[THE INVESTOR] YG Entertainment, one of Korea’s leading entertainment powerhouses, is facing one of its worst times.
Market value is tumbling -- its stock price is at about a third of that in 2012 -- and its earnings are far from stellar. However, industry watchers warn that the worst has yet to come, as they believe the effect from a host of negative factors including the departure of YG’s prized cash cow Big Bang and singer Psy, along with an underperforming subsidiary and a series of failures by in-house entertainment shows will be reflected in earnest starting from the next quarter.
Sagging stock value and earnings
Stock price of YG Entertainment
On May 30, YG shares closed at 28,550 won (US$26.49). This is close to half the value that L Catterton Asia (then L Capital Asia), the Asian private equity firm backed by LVMH Moët Hennessy Louis Vuitton, paid when it invested US$800 million in September 2014.
L Catterton Asia’s investment in YG was its first investment in Korea. The deal included a redeemable convertible preference shares tranche of US$60 million. L Catterton Asia has rights to sell its 1.4 million shares for 48,000 won apiece on Oct. 16, 2019, or convert them into regular shares at the market price at any time. But it looks like the firm won’t have much of an incentive to convert soon, given YG’s sagging share price.
Further, it looks like the money wasn’t spent too wisely by YG, which bought a 39.5 percent stake in Phoenix Holdings for 50 billion won. The firm was renamed as YG Plus, a subsidiary dealing in cosmetics, fashion and food, and is in the red for the past six years.
In the first quarter of this year, YG grossly underperformed market estimates.
Revenue fell 27.7 percent on-year to 77.3 billion won (US$71.80 million) compared to a market consensus of 88.1 billion won. Operating profit took a deeper dive, plunging 84.4 percent to 2.3 billion won. The market consensus had been 9.1 billion won.
To be fair, it was not all YG’s fault.
There was the THAAD row with Beijing that had slammed the door on the faces of many K-pop stars. Then several of the Big Bang members had to serve in the military -- a mandatory service for all able-bodied Korean males. T.O.P, the oldest member of Big Bang, joined in February 2017, followed by Taeyang, G-Dragon and Daesung earlier this year.

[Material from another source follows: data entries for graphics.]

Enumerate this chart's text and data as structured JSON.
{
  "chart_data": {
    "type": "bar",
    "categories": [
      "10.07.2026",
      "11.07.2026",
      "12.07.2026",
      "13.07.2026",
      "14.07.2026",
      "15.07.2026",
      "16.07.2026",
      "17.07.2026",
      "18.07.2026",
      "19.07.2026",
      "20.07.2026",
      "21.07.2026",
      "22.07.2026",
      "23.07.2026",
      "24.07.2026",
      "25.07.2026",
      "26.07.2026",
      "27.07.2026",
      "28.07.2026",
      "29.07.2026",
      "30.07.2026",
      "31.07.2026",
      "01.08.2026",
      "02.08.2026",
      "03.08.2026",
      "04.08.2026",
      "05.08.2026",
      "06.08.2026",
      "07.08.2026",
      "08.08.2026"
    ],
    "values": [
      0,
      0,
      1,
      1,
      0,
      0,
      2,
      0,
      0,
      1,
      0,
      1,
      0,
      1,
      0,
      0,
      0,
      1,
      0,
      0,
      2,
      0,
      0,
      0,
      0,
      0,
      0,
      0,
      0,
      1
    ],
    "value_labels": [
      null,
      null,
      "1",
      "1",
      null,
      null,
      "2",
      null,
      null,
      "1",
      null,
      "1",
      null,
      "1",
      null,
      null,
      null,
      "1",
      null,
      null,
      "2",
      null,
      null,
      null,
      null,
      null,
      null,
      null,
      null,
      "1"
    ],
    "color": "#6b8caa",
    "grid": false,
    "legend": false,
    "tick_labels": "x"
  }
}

The absence of the 13-year-old group has led to a big dent on YG’s bottom line. From 2014 to 2017, Big Bang was responsible for more than half of YG’s albums sold in Korea.
Younger and newer additions to YG such as iKon, Winner and Blackpink are pulling their weight, but they still fall far behind Big Bang. “We believe these three are basically doing well, but their concert ticket sales in Japan this year is expected to reach only 37 percent of Big Bang’s sales of 1.44 million last year,” Park Jeong-yeob, an analyst at Mirae Asset Daewoo Securities, wrote in a report on May 14.

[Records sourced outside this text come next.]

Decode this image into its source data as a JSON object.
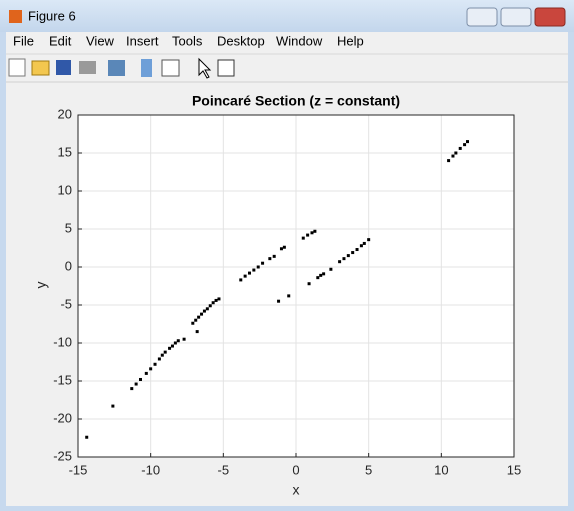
{
  "window": {
    "title": "Figure 6"
  },
  "menu": [
    "File",
    "Edit",
    "View",
    "Insert",
    "Tools",
    "Desktop",
    "Window",
    "Help"
  ],
  "chart_data": {
    "type": "scatter",
    "title": "Poincaré Section (z = constant)",
    "x_label": "x",
    "y_label": "y",
    "x": [
      -14.4,
      -12.6,
      -11.3,
      -11.0,
      -10.7,
      -10.3,
      -10.0,
      -9.7,
      -9.4,
      -9.2,
      -9.0,
      -8.7,
      -8.5,
      -8.3,
      -8.1,
      -7.7,
      -7.1,
      -6.9,
      -6.8,
      -6.7,
      -6.5,
      -6.3,
      -6.1,
      -5.9,
      -5.7,
      -5.5,
      -5.3,
      -3.8,
      -3.5,
      -3.2,
      -2.9,
      -2.6,
      -2.3,
      -1.8,
      -1.5,
      -1.2,
      -1.0,
      -0.8,
      -0.5,
      0.5,
      0.8,
      0.9,
      1.1,
      1.3,
      1.5,
      1.7,
      1.9,
      2.4,
      3.0,
      3.3,
      3.6,
      3.9,
      4.2,
      4.5,
      4.7,
      5.0,
      10.5,
      10.8,
      11.0,
      11.3,
      11.6,
      11.8
    ],
    "values": [
      -22.4,
      -18.3,
      -16.0,
      -15.4,
      -14.8,
      -14.0,
      -13.4,
      -12.8,
      -12.1,
      -11.6,
      -11.2,
      -10.7,
      -10.4,
      -10.0,
      -9.7,
      -9.5,
      -7.4,
      -7.0,
      -8.5,
      -6.6,
      -6.2,
      -5.8,
      -5.5,
      -5.1,
      -4.7,
      -4.4,
      -4.2,
      -1.7,
      -1.2,
      -0.8,
      -0.4,
      0.0,
      0.5,
      1.1,
      1.4,
      -4.5,
      2.4,
      2.6,
      -3.8,
      3.8,
      4.2,
      -2.2,
      4.5,
      4.7,
      -1.4,
      -1.1,
      -0.9,
      -0.3,
      0.7,
      1.1,
      1.5,
      1.9,
      2.3,
      2.8,
      3.1,
      3.6,
      14.0,
      14.6,
      15.0,
      15.6,
      16.1,
      16.5
    ],
    "color": "#000000",
    "xlim": [
      -15,
      15
    ],
    "xticks": [
      -15,
      -10,
      -5,
      0,
      5,
      10,
      15
    ],
    "ylim": [
      -25,
      20
    ],
    "yticks": [
      -25,
      -20,
      -15,
      -10,
      -5,
      0,
      5,
      10,
      15,
      20
    ],
    "grid": true
  }
}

YG’s attempts to expand its business scope was also not too successful. Its signature audition program “Mixnine” incurred losses of 7 billion won in the first quarter and 4 billion won in the last three months of 2017.
Addressing the growing concerns over the company’s prospects, Yang Hyun-suk, founder and chairman of YG, last week shared plans on a new generation of artists to revive investor sentiment including new album releases of Blackpink, Big Bang’s Seungri, iKon and Winner.
More new artists will be introduced next year he said. He also announced plans to set up a subsidiary called YGX. The new unit will manage YG’s dance academy. The firm also plans to launch a new program called YG Future Strategy Office on Netflix.
There is hope, industry watchers say, referring to SM Entertainment, which made a successful transition under similar circumstances. When TVXQ and Super Junior were on hiatus due to military service, the fan base for new artists -- EXO and SHINee -- expanded rapidly to become a promising revenue source in 2018, according to Park of Mirae Asset.